EKBIS.CO, JAKARTA---Bank Indonesia mengklaim aturan penggunaan chip pada Alat Pembayaran Menggunakan Kartu (APMK) telah menurunkan penipuan (fraud) hingga 30 persen. Seluruh penerbit kartu kredit diwajibkan menggunakan chip sejak 2010. “Kalau pencegahan fraud, sudah ada aturan chip. Setelah aturan itu, fraudnya turun 30 persen, “ ujar Deputi Gubernur Bank Indonesia, Ronald Waas, di sela seminar Pencegahan dan Penanganan Kejahatan pada Layanan Perbankan Elektronik, di Jakarta, Kamis (5/7).
Jumlah kasus penipuan APMK berdasarkan catatan bank sentral pada Mei 2012 mencapai 1.009 kasus. Nilai kerugian dari kasus penipuan tersebut mencapai Rp 2,37 miliar. Jenis penipuan yang paling banyak terjadi pada pencurian identitas dan card not present (penipuan tanpa kartu) dengan masing-masing sebanyak 402 kasus dan 258 kasus. Kedua kasus tersebut menyebabkan kerugian masing-masing senilai Rp 1,14 miliar dan Rp 545 juta.

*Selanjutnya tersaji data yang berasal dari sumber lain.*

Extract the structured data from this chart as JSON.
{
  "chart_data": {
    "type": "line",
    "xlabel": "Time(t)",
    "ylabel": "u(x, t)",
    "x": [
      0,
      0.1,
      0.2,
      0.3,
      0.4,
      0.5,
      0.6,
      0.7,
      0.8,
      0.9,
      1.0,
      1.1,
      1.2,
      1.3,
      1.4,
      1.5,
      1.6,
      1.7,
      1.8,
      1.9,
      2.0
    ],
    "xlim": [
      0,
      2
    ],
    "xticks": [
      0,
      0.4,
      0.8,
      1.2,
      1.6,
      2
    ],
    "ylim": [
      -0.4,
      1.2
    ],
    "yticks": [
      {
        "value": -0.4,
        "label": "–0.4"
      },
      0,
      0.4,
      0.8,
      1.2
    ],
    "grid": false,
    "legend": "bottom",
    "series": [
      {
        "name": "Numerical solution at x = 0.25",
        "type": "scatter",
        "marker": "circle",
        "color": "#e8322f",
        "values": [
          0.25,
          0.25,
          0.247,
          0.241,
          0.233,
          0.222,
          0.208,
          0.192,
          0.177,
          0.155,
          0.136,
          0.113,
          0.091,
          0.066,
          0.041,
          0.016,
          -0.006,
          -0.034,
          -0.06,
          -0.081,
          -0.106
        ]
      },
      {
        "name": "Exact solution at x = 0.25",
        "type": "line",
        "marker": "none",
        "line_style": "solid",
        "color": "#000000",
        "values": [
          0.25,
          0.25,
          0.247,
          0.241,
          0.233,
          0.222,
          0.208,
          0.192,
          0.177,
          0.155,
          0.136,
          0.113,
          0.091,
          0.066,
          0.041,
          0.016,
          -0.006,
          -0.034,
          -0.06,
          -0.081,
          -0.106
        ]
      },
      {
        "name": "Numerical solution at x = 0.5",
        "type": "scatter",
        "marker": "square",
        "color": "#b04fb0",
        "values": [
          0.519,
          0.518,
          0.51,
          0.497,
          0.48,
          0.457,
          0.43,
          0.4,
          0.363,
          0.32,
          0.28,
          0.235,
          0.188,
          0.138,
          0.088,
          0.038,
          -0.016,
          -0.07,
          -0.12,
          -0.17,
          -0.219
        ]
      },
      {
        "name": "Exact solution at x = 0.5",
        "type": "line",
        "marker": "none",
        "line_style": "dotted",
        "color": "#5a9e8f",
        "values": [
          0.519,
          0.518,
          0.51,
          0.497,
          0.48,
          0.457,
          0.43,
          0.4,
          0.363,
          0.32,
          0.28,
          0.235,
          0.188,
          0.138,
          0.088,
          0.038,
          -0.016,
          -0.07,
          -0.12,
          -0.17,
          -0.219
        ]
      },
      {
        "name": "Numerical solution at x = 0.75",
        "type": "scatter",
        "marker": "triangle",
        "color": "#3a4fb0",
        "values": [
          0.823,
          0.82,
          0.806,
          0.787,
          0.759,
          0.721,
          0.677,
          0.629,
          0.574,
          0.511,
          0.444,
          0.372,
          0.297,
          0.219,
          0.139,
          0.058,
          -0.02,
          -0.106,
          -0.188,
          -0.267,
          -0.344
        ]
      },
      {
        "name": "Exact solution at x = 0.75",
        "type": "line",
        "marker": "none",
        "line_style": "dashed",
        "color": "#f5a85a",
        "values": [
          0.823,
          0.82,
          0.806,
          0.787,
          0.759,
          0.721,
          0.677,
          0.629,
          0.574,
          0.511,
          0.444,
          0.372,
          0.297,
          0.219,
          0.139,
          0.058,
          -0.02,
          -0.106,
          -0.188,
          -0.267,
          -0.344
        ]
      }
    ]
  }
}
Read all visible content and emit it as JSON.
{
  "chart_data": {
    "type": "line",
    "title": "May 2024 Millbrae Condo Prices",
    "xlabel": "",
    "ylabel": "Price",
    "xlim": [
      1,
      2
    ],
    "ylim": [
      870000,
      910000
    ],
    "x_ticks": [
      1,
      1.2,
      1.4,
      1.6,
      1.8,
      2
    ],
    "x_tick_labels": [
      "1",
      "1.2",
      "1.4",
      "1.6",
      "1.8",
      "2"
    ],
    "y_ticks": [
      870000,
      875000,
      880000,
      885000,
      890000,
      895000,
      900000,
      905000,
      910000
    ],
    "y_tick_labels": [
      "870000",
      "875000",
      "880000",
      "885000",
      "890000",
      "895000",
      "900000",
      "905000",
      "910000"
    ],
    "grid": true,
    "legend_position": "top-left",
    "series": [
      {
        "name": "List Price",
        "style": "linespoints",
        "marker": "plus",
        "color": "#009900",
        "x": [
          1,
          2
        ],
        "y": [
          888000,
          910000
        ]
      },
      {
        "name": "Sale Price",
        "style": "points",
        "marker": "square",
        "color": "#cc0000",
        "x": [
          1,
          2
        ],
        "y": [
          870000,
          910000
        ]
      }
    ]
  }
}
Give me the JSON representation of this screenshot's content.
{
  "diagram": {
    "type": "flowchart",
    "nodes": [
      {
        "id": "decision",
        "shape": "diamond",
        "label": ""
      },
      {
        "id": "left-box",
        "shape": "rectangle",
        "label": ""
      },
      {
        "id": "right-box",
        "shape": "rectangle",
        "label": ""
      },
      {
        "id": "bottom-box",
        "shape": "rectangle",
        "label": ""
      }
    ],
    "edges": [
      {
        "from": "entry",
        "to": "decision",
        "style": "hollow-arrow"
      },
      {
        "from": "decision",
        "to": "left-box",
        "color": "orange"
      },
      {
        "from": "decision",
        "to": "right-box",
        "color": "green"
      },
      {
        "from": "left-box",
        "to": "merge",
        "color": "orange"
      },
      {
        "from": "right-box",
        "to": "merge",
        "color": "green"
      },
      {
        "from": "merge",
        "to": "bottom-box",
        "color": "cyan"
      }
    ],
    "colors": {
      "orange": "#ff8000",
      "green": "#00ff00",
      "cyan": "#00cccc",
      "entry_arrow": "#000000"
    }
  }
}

Dengan jumlah kasus penipuan tersebut, peringkat fraud Indonesia berdasarkan data Mastercard berada di posisi kedua terendah di Asia Pasifik. Sedangkan, berdasarkan data Visa, peringkat fraud Indonesia berada di posisi ketiga terendah di Asia Tenggara, di bawah Singapura dan Malaysia.
Ronald mengungkapkan ada lima titik rawan dalam keamanan dan kasus kejahatan terkait layanan perbankan elektronik. Lima titik rawan yang dikaji Indonesia Security Incident Response Team on Internet Infrastructure (ID-SIRTII) tersebut antara lain terkait dengan kerawanan prosedur perbankan. Hal itu menyangkut lemahnya proses identifikasi dan validasi calon nasabah sehingga identitas mudah dipalsu.
Fisik kartu juga menjadi titik rawan dalam keamanan APMK. Kartu ATM yang digunakan bank saat ini merupakan jenis magnetic stripe card yang tidak dilengkapi pengaman chip. Dengan begitu, skimming Private Identity Number (PIN) mudah dilakukan.